In his book, Hope for Judas, Jesuit Father Christoph Wrembeck has a picture from a 12th-century church in France.
Carved into the block of stone atop one of the towering columns, there are two depictions of Judas Iscariot.
The first shows an agonized Judas hanging himself as the Gospel of Matthew reports. The other is the Good Shepherd, but instead of carrying the lost sheep across His shoulders, Jesus is bearing the body of Judas.
Spending time with that image, one can easily conclude that, more than just a lifeless corpse, it was Judas at peace.
He even had the slightest smile.
I couldn’t get that image of Jesus carrying Judas home out of my head. It disturbed me in the old sense of that word — caused confusion, tumult, disorder.
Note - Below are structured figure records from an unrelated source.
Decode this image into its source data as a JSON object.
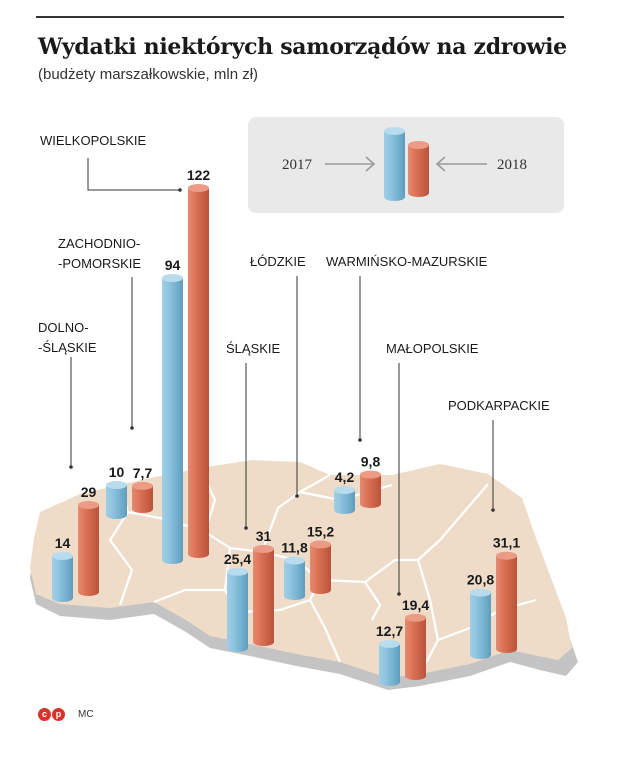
{
  "title": "Wydatki niektórych samorządów na zdrowie",
  "subtitle": "(budżety marszałkowskie, mln zł)",
  "footer": {
    "logo1": "c",
    "logo2": "p",
    "author": "MC"
  },
  "colors": {
    "y2017": "#7fb9d6",
    "y2018": "#d86a4f",
    "map": "#efdcc8",
    "map_side": "#c9c9c9",
    "legend_bg": "#e9e9e9"
  },
  "chart_data": {
    "type": "bar",
    "series": [
      {
        "name": "2017",
        "values": [
          14,
          10,
          94,
          25.4,
          11.8,
          4.2,
          12.7,
          20.8
        ]
      },
      {
        "name": "2018",
        "values": [
          29,
          7.7,
          122,
          31,
          15.2,
          9.8,
          19.4,
          31.1
        ]
      }
    ],
    "categories": [
      {
        "name": "DOLNOŚLĄSKIE",
        "label": [
          "DOLNO-",
          "-ŚLĄSKIE"
        ],
        "v2017": "14",
        "v2018": "29"
      },
      {
        "name": "ZACHODNIOPOMORSKIE",
        "label": [
          "ZACHODNIO-",
          "-POMORSKIE"
        ],
        "v2017": "10",
        "v2018": "7,7"
      },
      {
        "name": "WIELKOPOLSKIE",
        "label": [
          "WIELKOPOLSKIE"
        ],
        "v2017": "94",
        "v2018": "122"
      },
      {
        "name": "ŚLĄSKIE",
        "label": [
          "ŚLĄSKIE"
        ],
        "v2017": "25,4",
        "v2018": "31"
      },
      {
        "name": "ŁÓDZKIE",
        "label": [
          "ŁÓDZKIE"
        ],
        "v2017": "11,8",
        "v2018": "15,2"
      },
      {
        "name": "WARMIŃSKO-MAZURSKIE",
        "label": [
          "WARMIŃSKO-MAZURSKIE"
        ],
        "v2017": "4,2",
        "v2018": "9,8"
      },
      {
        "name": "MAŁOPOLSKIE",
        "label": [
          "MAŁOPOLSKIE"
        ],
        "v2017": "12,7",
        "v2018": "19,4"
      },
      {
        "name": "PODKARPACKIE",
        "label": [
          "PODKARPACKIE"
        ],
        "v2017": "20,8",
        "v2018": "31,1"
      }
    ],
    "legend": {
      "left": "2017",
      "right": "2018"
    }
  }
}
I had always been taught that Judas betrayed Jesus, sold Him out for 30 pieces of silver, and then in despair, killed himself. In one horrible night, he moved from the path of the Lord to the express lane to hell.
But then there is this Good Shepherd. It was a parable in stone that showed the love, the mercy and the endless forgiveness of God more vividly than any lost sheep, lost coin or lost son.
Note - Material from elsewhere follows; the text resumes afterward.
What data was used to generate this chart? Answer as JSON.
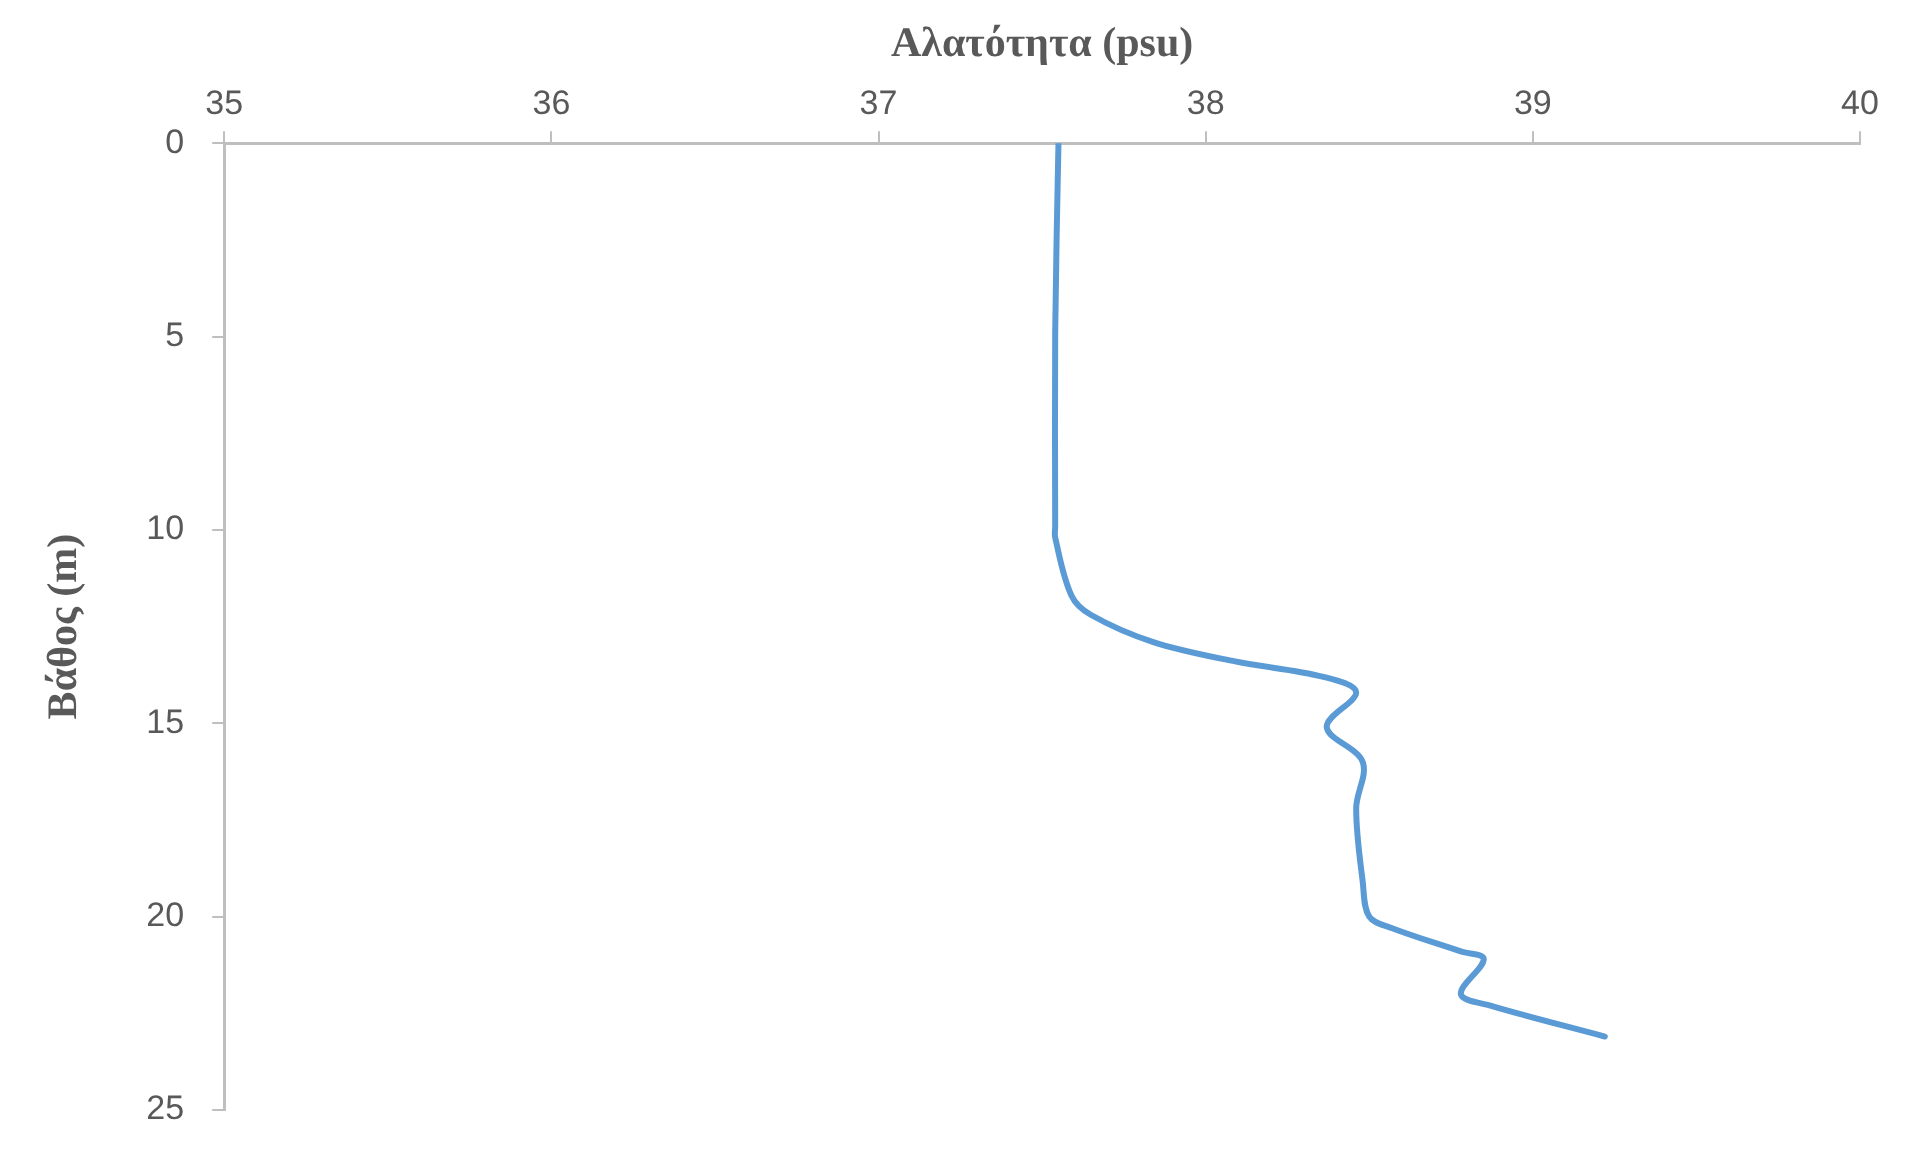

Jesus had to see something in Judas from the very beginning. He chose him as one of the Twelve, and I’d bet it wasn’t because the Lord thought he would make a great traitor.
Either Jesus or His fellow disciples selected him to hold the community purse. He must have been trusted.
Certainly, Judas didn’t understand the kingdom Jesus announced, but neither did James and John, or any of the others who were concerned about the seating around an earthly throne.
Judas probably saw a messiah like most people did — a temporal king, liberator of the Jews, conqueror of the Romans and ruler of the world.
Jesus wasn’t supposed to die. He was the invincible One. Judas just wanted to get the revolution rolling.
He was wrong, dead wrong. He had handed over the man Who called him “Friend.” He was haunted by what he had done. Only a rope and a tree could relieve him from the searing grief and remorse.
Then, in the darkness of death, comes his Friend, bursting warm and glorious from His grave. He picks up the body of Judas and gently places it across His saving shoulders and carries him toward the light.
Judas finally understands and smiles in gratitude.